Patrick Kielty also gives us an insight into life in rural Northern Ireland back in the 70s and 80s. I loved his example of the fact that his tiny home village, sporting no more than 100 children, nevertheless had two primary schools, segregated into the two halves of the divide, where each set of youngsters was taught how to mistrust and dislike the other, with nonsensical observations like how wide apart people’s eyes are, or with which foot they naturally kick a football. Then, having brought up these kids in their cosy little cocoons, at the age of 16 they’re just chucked together and left to get on with it. What could possibly go wrong?

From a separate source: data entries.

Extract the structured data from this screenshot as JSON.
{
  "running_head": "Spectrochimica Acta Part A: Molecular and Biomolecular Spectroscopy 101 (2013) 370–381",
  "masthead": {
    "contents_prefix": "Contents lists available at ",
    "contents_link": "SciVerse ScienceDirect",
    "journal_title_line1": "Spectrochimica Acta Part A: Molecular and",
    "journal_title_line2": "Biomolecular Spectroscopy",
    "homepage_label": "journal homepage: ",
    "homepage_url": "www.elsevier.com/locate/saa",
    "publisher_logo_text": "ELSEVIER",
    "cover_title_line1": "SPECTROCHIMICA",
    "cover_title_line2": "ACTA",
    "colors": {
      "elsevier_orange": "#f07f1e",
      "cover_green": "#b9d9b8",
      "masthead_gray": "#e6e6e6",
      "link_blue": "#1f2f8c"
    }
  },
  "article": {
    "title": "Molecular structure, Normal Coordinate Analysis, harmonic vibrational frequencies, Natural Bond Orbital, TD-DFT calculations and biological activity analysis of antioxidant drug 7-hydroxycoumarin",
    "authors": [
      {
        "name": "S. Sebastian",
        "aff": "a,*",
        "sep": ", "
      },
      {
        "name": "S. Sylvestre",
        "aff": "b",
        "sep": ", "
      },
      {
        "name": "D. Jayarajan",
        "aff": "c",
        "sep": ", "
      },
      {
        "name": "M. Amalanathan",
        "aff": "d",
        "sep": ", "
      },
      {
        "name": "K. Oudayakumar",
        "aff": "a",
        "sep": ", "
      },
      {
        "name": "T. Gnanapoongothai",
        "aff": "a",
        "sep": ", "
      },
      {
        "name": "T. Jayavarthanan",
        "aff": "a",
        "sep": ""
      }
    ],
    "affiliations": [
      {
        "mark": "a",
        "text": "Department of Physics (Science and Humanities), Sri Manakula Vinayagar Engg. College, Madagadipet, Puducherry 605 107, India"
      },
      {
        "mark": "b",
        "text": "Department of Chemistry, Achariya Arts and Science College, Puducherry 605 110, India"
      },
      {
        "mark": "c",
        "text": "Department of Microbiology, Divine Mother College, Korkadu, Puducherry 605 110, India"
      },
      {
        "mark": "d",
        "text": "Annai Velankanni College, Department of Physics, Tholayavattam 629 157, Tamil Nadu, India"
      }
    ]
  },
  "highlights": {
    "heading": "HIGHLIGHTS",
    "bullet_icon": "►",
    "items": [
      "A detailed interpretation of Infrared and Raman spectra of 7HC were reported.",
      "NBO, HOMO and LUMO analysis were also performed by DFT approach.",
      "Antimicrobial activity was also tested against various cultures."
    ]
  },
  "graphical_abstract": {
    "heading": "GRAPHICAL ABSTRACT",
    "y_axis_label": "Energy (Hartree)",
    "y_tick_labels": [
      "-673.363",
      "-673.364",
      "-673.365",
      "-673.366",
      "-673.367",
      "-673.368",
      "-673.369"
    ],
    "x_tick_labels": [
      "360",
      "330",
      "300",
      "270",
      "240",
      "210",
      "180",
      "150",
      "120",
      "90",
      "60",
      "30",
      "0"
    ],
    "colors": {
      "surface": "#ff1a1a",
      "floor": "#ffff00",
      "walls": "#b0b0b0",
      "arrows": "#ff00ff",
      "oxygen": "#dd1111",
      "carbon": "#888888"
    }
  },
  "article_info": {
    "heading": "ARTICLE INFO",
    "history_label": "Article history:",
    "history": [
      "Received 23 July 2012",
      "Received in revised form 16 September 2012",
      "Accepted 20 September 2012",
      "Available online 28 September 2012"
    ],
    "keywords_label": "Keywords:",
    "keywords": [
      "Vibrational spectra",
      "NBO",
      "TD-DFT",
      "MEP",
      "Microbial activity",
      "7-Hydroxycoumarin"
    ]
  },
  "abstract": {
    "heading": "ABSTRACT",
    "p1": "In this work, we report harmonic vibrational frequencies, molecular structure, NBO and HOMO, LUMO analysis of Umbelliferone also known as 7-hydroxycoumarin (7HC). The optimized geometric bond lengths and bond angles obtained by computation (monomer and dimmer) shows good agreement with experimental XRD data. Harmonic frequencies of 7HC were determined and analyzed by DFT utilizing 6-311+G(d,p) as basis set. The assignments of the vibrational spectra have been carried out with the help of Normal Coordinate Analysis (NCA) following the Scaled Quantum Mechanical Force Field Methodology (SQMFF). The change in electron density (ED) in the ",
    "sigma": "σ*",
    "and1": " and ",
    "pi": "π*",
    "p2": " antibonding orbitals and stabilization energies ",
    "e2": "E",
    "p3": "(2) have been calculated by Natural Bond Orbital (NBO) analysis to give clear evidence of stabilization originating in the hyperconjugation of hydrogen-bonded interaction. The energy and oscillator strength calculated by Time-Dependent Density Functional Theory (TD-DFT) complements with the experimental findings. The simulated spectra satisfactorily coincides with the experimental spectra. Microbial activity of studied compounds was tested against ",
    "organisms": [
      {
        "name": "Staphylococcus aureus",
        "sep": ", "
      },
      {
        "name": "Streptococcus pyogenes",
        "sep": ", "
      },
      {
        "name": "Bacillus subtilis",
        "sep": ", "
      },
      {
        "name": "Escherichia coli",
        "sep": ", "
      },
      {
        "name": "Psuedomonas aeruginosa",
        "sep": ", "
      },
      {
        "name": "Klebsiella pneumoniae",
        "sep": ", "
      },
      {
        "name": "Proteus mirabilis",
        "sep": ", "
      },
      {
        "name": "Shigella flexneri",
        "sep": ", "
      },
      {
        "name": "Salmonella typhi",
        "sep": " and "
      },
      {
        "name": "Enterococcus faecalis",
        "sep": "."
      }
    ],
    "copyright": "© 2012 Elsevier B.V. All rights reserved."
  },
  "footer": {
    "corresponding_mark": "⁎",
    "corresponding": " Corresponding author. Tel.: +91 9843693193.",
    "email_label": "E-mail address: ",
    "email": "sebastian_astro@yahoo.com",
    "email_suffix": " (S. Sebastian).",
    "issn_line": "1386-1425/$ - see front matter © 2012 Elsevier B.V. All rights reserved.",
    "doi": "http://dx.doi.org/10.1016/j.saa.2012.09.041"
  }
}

Amongst all the recollections and observations about what it was like growing up in Northern Ireland, becoming an adult, coping with the sectarian murder of his father, starting his career and so on, he talks warmly of the Good Friday agreement, with particularly fond remembrances of Mo Mowlem – who sounds like she was a right scream. This might all sound like very heavy going material, but, with Mr Kielty’s words and delivery, most of it is downright laugh out loud funny, with just the occasional heart-in-mouth moments of awfulness.
And now – Brexit! The gift that keeps on giving has provided us all with another borderline to contend with; the particular inspiration for this show, and the additional difficulties and ridiculousness it creates. There’s plenty for Mr K to get his teeth into, and he doesn’t hold back. His conclusion is to ask oneself what’s so great about taking control, which was, of course, one of the main aims of the Brexit vote. And it’s true; there are things that we can all do so much better, and we’d be better off just doing them.
On top of all this, there are some wonderful homespun words of wisdom from his aunt, hilarious observations on his married life and the interactions between the in-laws, coping strategies for his children being indoctrinated to support the English football team, and, above all, an enthusiastic and optimistic attitude that helps us all rise above the misery of daily politics. I’ve rarely heard so many individual rounds of applause for individual punchlines, which just goes to show how much we all appreciated his words. Immensely likeable, supremely confident, and with the most assured delivery, it’s a fantastic show. His extensive tour is now coming to an end, with just a week at the Soho Theatre in London left. Highly recommended!